Police leaders of Chatham County discuss potential of local threats related to presidential inauguration

‘There are no specific threats to Savannah,’ says CCPD chief on Friday morning

Nick Robertson/Connect Savannah
Chatham County Police Department Chief Jeff Hadley addresses the Chatham County Commission on Jan. 15.
Savannah Police Chief Roy Minter is hosting a virtual meeting with police leaders from across Chatham County on Friday afternoon to discuss the potential of local threats related to expected unrest surrounding the Jan. 20 presidential inauguration in Washington, D.C., and to coordinate response strategies.

According to a Savannah Police Department spokesperson, at 2 p.m. on Jan. 15 Minter is hosting a meeting for local law-enforcement department leaders as part of a continuing series of discussions about safety and security measures associated with next week’s inauguration.

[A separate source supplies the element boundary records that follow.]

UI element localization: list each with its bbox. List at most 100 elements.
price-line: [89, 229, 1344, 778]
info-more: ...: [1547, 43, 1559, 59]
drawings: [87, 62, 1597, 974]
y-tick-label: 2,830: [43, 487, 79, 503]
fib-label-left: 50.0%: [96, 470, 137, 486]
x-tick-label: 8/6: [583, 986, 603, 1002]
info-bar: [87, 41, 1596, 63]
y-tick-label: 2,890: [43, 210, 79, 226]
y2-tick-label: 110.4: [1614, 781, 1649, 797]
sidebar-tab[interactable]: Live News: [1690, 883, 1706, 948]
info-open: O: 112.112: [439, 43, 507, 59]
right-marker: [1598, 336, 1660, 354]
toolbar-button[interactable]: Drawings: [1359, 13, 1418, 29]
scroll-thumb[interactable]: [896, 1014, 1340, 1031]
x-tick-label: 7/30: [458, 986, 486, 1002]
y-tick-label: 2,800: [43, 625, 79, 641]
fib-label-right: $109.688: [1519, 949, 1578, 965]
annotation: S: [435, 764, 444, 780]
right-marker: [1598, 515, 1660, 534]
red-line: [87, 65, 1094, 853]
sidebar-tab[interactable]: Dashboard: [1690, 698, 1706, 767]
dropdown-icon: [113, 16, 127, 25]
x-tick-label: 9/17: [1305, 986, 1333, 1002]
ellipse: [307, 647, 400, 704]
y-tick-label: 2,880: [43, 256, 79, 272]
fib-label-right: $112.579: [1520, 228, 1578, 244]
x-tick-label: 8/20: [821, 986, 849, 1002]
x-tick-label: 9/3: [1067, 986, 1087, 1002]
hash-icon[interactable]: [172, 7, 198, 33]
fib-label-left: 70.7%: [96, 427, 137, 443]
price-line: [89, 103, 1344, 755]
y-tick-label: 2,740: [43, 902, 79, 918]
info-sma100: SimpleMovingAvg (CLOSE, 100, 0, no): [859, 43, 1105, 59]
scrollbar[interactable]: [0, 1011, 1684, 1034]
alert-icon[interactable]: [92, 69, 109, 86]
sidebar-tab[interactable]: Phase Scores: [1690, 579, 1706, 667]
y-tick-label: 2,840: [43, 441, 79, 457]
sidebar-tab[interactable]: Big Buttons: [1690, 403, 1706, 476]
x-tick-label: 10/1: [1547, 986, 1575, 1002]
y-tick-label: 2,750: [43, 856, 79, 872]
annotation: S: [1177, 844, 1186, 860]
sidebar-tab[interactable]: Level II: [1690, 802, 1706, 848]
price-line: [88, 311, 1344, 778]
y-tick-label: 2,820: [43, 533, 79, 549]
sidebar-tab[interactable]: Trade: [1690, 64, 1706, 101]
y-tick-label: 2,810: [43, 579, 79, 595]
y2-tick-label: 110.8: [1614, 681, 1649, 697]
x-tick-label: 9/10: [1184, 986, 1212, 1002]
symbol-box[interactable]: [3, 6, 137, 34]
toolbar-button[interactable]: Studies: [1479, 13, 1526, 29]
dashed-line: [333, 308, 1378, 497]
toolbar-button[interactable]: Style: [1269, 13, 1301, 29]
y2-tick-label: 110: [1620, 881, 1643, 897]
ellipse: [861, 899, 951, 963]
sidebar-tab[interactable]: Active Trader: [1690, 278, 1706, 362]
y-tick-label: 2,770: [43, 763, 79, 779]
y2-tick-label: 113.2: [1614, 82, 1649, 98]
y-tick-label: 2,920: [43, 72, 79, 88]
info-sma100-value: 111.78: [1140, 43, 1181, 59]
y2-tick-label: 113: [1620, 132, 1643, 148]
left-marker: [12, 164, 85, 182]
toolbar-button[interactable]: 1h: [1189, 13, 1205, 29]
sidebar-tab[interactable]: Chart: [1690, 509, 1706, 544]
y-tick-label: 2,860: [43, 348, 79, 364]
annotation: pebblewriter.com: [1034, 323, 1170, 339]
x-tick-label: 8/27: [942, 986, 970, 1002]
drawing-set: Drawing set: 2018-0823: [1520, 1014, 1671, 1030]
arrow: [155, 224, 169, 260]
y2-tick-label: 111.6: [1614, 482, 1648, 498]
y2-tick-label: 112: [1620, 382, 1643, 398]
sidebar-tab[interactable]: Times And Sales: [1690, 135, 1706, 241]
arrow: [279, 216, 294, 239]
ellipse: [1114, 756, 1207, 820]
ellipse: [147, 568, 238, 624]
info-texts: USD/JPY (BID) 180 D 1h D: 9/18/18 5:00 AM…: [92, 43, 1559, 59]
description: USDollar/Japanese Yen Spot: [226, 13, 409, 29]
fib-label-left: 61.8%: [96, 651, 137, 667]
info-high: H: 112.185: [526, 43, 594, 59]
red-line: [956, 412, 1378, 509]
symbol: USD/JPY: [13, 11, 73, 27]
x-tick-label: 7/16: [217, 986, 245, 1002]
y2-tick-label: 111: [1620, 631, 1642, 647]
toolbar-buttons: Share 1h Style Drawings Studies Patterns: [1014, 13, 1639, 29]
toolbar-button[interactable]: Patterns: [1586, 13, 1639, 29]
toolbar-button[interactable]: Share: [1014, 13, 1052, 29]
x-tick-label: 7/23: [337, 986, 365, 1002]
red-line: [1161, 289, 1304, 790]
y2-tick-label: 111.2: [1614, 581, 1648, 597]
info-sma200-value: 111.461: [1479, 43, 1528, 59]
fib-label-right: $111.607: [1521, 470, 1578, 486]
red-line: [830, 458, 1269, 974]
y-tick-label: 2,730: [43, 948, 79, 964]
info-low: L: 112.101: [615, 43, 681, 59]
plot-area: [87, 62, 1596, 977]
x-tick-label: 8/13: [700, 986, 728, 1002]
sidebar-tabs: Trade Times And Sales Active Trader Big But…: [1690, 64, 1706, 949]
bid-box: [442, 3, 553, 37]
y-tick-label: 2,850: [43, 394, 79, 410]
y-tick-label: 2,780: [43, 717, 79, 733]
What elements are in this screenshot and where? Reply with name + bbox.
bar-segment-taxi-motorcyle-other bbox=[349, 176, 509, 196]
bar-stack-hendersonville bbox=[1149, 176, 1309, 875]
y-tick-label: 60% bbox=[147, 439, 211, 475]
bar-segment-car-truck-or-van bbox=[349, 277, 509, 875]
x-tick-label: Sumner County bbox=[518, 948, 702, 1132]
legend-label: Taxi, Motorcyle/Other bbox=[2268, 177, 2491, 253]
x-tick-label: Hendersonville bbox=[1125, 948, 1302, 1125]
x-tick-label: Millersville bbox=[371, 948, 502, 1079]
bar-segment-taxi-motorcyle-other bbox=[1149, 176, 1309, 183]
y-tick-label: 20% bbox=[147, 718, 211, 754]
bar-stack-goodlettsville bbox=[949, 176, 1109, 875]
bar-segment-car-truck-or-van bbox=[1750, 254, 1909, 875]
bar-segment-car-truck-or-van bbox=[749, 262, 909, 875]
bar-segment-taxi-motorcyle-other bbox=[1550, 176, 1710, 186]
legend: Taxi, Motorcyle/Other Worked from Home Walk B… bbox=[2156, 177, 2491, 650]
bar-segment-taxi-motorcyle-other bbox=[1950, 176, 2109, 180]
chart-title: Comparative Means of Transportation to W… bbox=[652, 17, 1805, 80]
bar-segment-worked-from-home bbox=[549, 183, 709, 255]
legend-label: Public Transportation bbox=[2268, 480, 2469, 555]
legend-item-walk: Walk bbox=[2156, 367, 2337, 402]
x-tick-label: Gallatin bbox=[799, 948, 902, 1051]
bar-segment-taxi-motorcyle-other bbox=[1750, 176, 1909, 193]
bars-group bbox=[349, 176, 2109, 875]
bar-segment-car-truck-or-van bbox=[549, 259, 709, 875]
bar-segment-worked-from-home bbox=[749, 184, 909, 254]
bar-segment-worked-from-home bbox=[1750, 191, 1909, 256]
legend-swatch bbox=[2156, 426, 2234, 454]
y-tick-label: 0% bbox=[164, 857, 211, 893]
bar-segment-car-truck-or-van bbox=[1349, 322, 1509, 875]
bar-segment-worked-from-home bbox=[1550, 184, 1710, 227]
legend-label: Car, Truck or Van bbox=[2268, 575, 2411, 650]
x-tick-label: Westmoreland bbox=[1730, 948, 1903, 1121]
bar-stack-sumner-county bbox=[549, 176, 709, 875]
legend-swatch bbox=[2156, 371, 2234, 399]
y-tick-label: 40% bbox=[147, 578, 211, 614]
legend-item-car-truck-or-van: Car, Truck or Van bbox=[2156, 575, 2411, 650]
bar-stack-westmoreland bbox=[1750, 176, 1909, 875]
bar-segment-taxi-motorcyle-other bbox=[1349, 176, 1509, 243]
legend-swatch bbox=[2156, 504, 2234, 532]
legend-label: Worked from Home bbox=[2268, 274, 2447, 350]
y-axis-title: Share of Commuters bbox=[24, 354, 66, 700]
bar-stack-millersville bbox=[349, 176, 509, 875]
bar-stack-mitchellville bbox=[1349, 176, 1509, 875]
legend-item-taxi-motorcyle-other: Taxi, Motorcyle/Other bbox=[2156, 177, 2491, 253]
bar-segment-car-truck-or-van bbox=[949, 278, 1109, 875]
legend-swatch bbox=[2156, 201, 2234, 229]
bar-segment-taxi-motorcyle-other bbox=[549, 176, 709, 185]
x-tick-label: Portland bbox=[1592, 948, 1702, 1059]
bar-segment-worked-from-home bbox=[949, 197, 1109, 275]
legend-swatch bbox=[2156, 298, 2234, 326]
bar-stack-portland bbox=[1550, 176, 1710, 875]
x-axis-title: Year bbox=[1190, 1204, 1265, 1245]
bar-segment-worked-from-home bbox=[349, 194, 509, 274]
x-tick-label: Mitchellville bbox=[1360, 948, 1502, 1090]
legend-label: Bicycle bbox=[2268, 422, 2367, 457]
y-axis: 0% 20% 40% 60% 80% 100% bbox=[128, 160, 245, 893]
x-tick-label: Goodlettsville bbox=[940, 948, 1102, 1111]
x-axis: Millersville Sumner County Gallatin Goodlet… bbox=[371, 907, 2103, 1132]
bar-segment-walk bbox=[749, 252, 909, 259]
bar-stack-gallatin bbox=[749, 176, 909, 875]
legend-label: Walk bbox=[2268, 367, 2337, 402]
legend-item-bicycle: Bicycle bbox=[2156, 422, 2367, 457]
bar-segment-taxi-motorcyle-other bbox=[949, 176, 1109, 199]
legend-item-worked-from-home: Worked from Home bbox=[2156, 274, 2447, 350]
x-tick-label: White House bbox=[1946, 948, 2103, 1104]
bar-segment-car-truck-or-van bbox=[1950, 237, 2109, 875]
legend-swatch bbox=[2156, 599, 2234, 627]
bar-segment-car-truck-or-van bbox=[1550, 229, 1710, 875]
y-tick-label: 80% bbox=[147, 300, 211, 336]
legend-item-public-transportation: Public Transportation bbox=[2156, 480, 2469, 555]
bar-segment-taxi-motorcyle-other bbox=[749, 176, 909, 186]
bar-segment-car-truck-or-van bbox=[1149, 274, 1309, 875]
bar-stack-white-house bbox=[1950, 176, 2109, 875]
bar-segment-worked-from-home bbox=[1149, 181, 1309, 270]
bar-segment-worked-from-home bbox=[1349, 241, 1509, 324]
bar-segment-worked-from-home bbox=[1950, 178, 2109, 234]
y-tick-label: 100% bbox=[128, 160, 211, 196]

Nationwide, law-enforcement agencies are gearing up to address threats of potentially violent protesters wreaking havoc in Washington, D.C. and in all 50 state capitals as President-elect Joe Biden prepares to take office.

The threats follow a failed insurrection on the U.S. Capitol on Jan. 6, when supporters of President Donald Trump stormed the seat of Congress and caused widespread destruction resulting in the deaths of five, including U.S. Capitol Officer Brian Sicknick.

During Friday’s Chatham County Commission meeting, Chatham County Police Chief Jeff Hadley mentioned that he would be attending Minter’s meeting after already participating in several conference calls with varied law-enforcement agencies.

Hadley said that as of Friday morning, there were no known threats of violent unrest in Chatham’s varied communities.

“There are no specific threats to Savannah,” Hadley said. “That doesn’t mean we are not prepared.”

Hadley said that the meeting Friday afternoon would help all of Chatham’s police leaders be ready for a prompt and coordinated response if unrest were to occur locally during the upcoming week.

“We can respond quickly and mobilize and keep Chatham County safe,” Hadley said.

On Jan. 12, Savannah Mayor Van Johnson announced that he was cancelling his plans to attend Biden’s inauguration in Washington, D.C., and would instead be in Savannah to help address any local threats.

“Locally, we have our own challenges, and so we’re also going to keep our eyes on what’s happening here in Savannah,” Johnson said, while expressing confidence in the city’s ability to keep the peace. “We plan for these things before these things happen. We have some well-documented plans for how to deal with a variety of issues related to public unrest.”